Be careful what you ask for.
The trend during the past two weeks as our daughter recovered from ureter surgery was Incontinence. And then over the weekend, inexplicably and unexpectedly, it turned into Constipation.
(I apologize to you now, daughter, for this blog entry).
The Zoo Sleepover was a huge success, until the very end, when she didn't want to walk. Didn't want to do one more walkabout the zoo; didn't want to walk to the car. Her legs hurt. Her legs hurt, and well, she needed to go. Needed to go, but didn't want to, for fear that it would "sting."
As Sunday progressed, so did her discomfort. Incredibly, her appetite didn't abate either. As she moaned, she asked for food: Sure! Have more watermelon! And here's a drink of Metamucil, honey! We fed her just about every natural laxative we could conjure, cringing at the knowledge it was all just piling atop a Plug of Poop.
I'm happy to report that I never truly knew what it was To Be Constipated until after the C-section birth of this child, the one that just had her own surgery. We have matching scars now, and near-matching experiences. I won't go into detail about my own Descent Into the Bowels of (FROM) Hell, except to say the solution ultimately involved a relative making a late-night run to Rite Aid, my marriage is all the more intimate, and my brother got a new Hawaiian shirt out of the deal.
At about 9:00 last night, after hours of my little girl writhing in pain while curled up on our bed watching The Complete First Season of Fraggle Rock, I called my mother (my parents, by the way, deserve major props during this Post-Surgery Season: it was my father who called in a prescription for the pill form of the dreaded Raspberry-flavored Ditripan and who suggested we could revert to the preferred oral amoxicillin and shun the already-shunned sulfa antibiotics with which we came home from the hospital, saving us from more Medicine Meltdowns and filings at Child Protective Services).
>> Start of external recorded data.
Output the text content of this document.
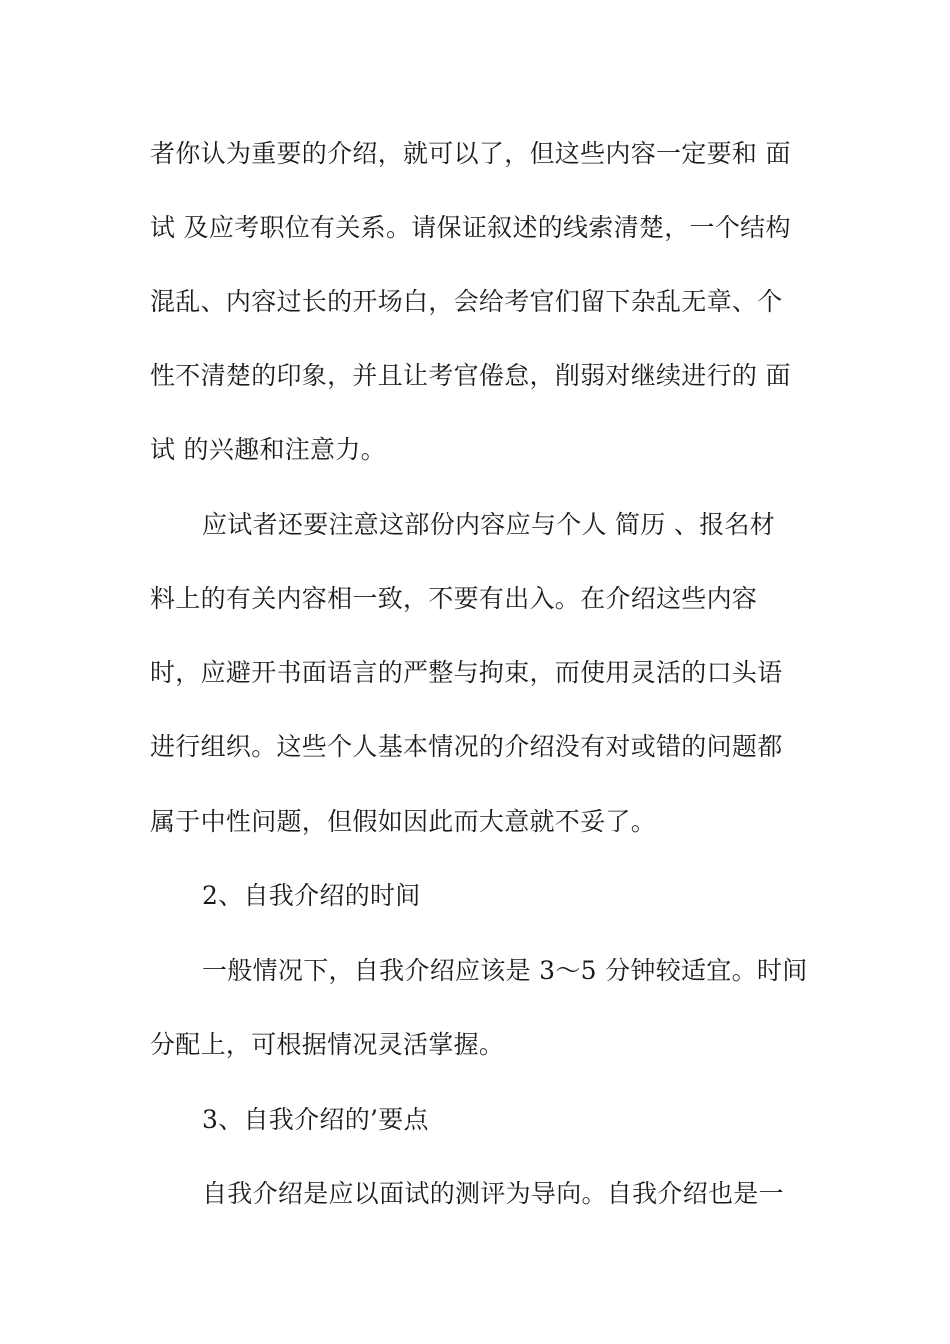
者你认为重要的介绍，就可以了，但这些内容一定要和 面
试 及应考职位有关系。请保证叙述的线索清楚，一个结构
混乱、内容过长的开场白，会给考官们留下杂乱无章、个
性不清楚的印象，并且让考官倦怠，削弱对继续进行的 面
试 的兴趣和注意力。
应试者还要注意这部份内容应与个人 简历 、报名材
料上的有关内容相一致，不要有出入。在介绍这些内容
时，应避开书面语言的严整与拘束，而使用灵活的口头语
进行组织。这些个人基本情况的介绍没有对或错的问题都
属于中性问题，但假如因此而大意就不妥了。
2、自我介绍的时间
一般情况下，自我介绍应该是 3～5 分钟较适宜。时间
分配上，可根据情况灵活掌握。
3、自我介绍的’要点
自我介绍是应以面试的测评为导向。自我介绍也是一
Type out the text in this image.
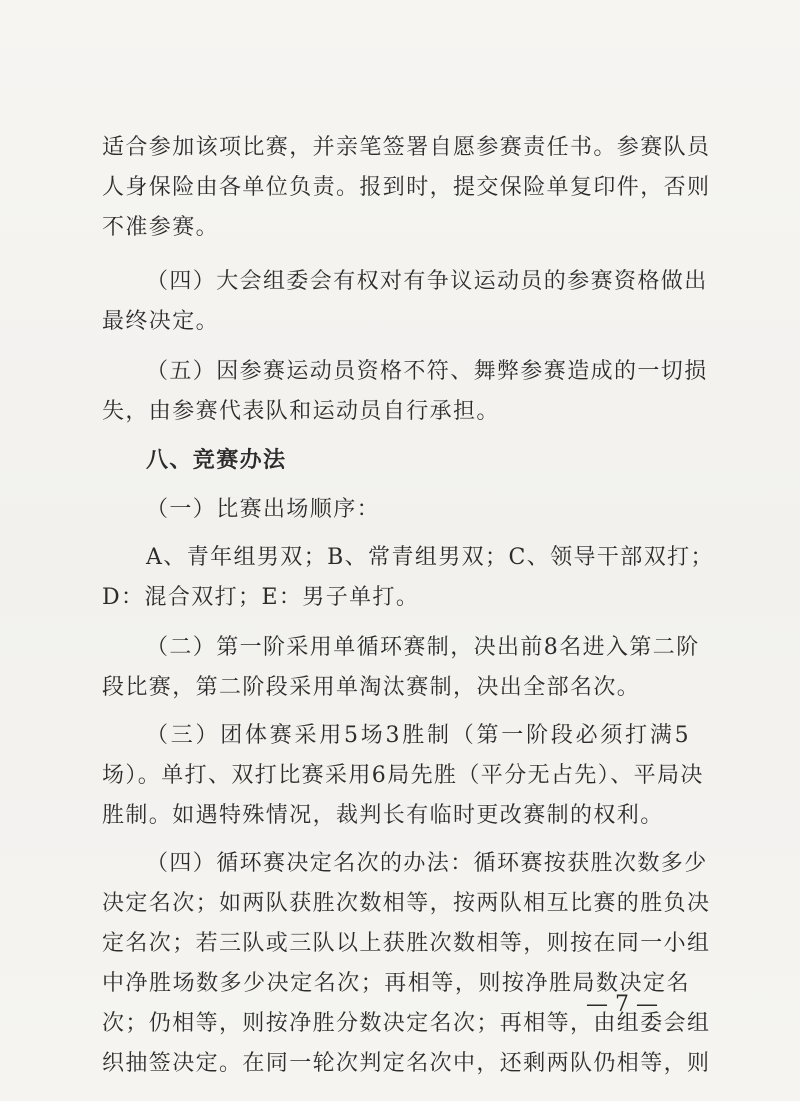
适合参加该项比赛，并亲笔签署自愿参赛责任书。参赛队员
人身保险由各单位负责。报到时，提交保险单复印件，否则
不准参赛。
（四）大会组委会有权对有争议运动员的参赛资格做出
最终决定。
（五）因参赛运动员资格不符、舞弊参赛造成的一切损
失，由参赛代表队和运动员自行承担。
八、竞赛办法
（一）比赛出场顺序：
A、青年组男双；B、常青组男双；C、领导干部双打；
D：混合双打；E：男子单打。
（二）第一阶采用单循环赛制，决出前8名进入第二阶
段比赛，第二阶段采用单淘汰赛制，决出全部名次。
（三）团体赛采用5场3胜制（第一阶段必须打满5
场）。单打、双打比赛采用6局先胜（平分无占先）、平局决
胜制。如遇特殊情况，裁判长有临时更改赛制的权利。
（四）循环赛决定名次的办法：循环赛按获胜次数多少
决定名次；如两队获胜次数相等，按两队相互比赛的胜负决
定名次；若三队或三队以上获胜次数相等，则按在同一小组
中净胜场数多少决定名次；再相等，则按净胜局数决定名
次；仍相等，则按净胜分数决定名次；再相等，由组委会组
织抽签决定。在同一轮次判定名次中，还剩两队仍相等，则
— 7 —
Mom offered that the merciful thing to do at this point was employ the Suppository. Really, Mom? How do I suggest that to my four-year-old daughter?
YOU DON'T TALK ABOUT IT, was her response.
Hmmm. Let's see: Pardon me, kiddo, while I accidentally slip something somewhere I have told you No One Should Ever Go (until you're of consenting age, at least).
I had to wrap my mind around the concept of Merciful=Glycerine Missile Inserted Into My Daughter's Netherparts, as well as send her father on a mission for such accoutrements. And that was before we actually formulated a Game Plan for this Undertaking.
Needless to say, docking occurred, the details of which I will spare us, and move on to the OUTCOME, hahaha.
Her immediate response was to scream GET IT OUT GET IT OUT GET IT OUT.
A predictable, understandable response.
Unfortunately, her next move was to shriek CALL THE POLICE! CALL THE POLICE! CALL THE POLIIIIIIIIIIIIIIIIIIIIIIIIIIIICE, screaming and yelling with fervor the likes of which we've neither seen nor heard before. It seems pertinent to mention here that it was a warm night and our windows were open wide.
I am still surprised we heard no sirens. Of course, I am now wondering what would happen--if anything--if murderers were in our house and we were screaming for assistance, only twenty feet away from the neighbors.
Less than ten minutes later, however, the Eagle Landed and it was All Over. The actual resolution happened peacefully, almost uneventfully.
And because my daughter is truly a sweetheart, truly a thoughtful little girl, the first thing she said to me was, "Thank you, Mommy, for putting that thing in my bum. I feel much better."
1 comment:
Totally cracking up...the police! Where did THAT come from!?!?!